UPDATE: The article has appeared, and I was favored with a two-word direct quote, along with Scott Monty (zero words direct quote– ahem), and Steve Garfield, who actually said something worth quoting….
UPDATE II: See this exchange between C.C. Chapman and the Edwards campaign. a combination of social media outreach initiative and response to constructive criticism. This is why I think the Edwards campaign gets it.
Are the candidates using MySpace and other social media well?
That question was posed to me by a writer for the new BostonNOW newspaper this weekend, as mentioned in my previous post. I answered the best I could, but I will leave it up to her to decide whether or not my comments are worthy of appearing in her article.
I can be too freakin’ humble sometimes. OK, I’m an expert– as much of an expert on social media as someone who knows how to find my blog to read it.
I thought I would put some version of my thoughts on the subject, since I did try to do a little homework. Feel free to disagree with me in comments.
First: if the candidates are not using social media to interact directly with their constituents, and of course draw new ones, then they are not being social. That’s what strikes me about the MySpace pages. They don’t feel very interactive. Sure, you can join as a”friend” and leave comments, but looking at the sites, I don’t see any real invitations for interaction on the whole. Is that a problem with the candidates or MySpace? Both, probably.
The MySpace pages are a great way to get information, videos, and links to research candidates and see what their policies are, but that’s about it– their own Web sites are — or can be– much better looking than any MySpace template, and carry the same information– and also offer as much interaction as the candidate wants. I sent messages through MySpace to all of the candidates I could find to ask them what they expected from social media. I didn’t expect them to answer me on a holiday weekend, but I thought I would try. I don’t expect answers at all, to be honest.
So- candidates on MySpace? whatever. Yawn.

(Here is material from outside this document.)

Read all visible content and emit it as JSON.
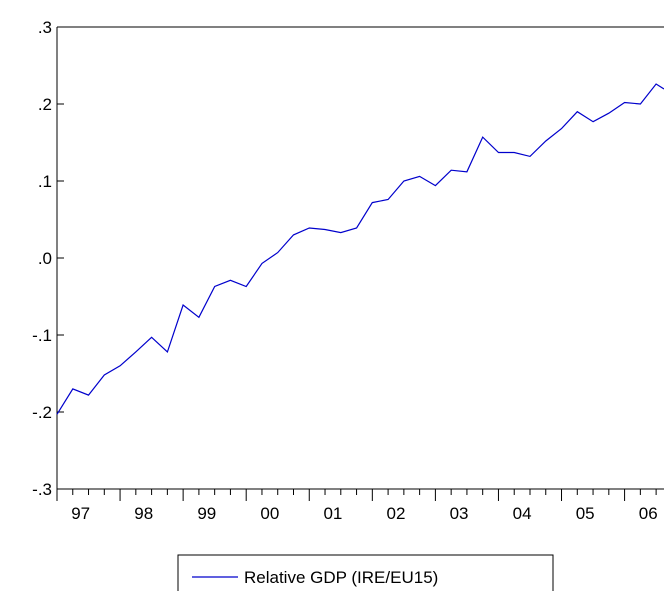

Some other media have shown promise. One is Twitter. John Edwards has been a fairly consistent Twitterer over the last few months, and any questions about his “tweets” have been answered– it is Edwards. I actually corresponded with the Senator directly over a blogging question, and that coupled with others’ anecdotes, leave no doubt that he is actually doing his own Twittering. I was impressed. Not so much Barack Obama, whose inaugural tweet, now deleted, about his excitement prior to the first debate, was so obviously not him it was painful and embarrassing. As I commented to someone online that evening, “Four exclamation points does not sound very presidential.” Perhaps his subsequent tweets are authentic, but for me the damage was done.
The biggest surprise? Hillary Clinton’s video contest, where she asked for people to submit entries for her campaign song. It is participatory and fun, even if the topic is less than substantial. The second video, in which she reviews some of the entries, is a scream.
This contest is great for lightening up her image and involving the younger generation of voters– generally an apathetic bunch last seen getting excited in the 1992 election over the boxers vs. briefs question (yes, Bill Clinton was involved).
In the end, it’s not the media but the messages that will sway voters– I hope. The candidates are going to the new media because they see new voters there. In the best cases, like Edwards on Twitter, they see a way to engage with their voters and respond to them. This is why I am interested to see if John McCain gets some traction in social media. He has a great reputation for being responsive to the smallest media requests. Will that translate to the new media? I have seen nothing yet, but I am hopeful.
By the way: on the local level, I am as ever a huge fan of the community blog TheGardenCity.net. One of the reasons is that a number of the city of Newton, Mass.’s aldermen and women participate by posting to the blog and participating in the debates with other citizens. Now this is real political communication using an online social medium.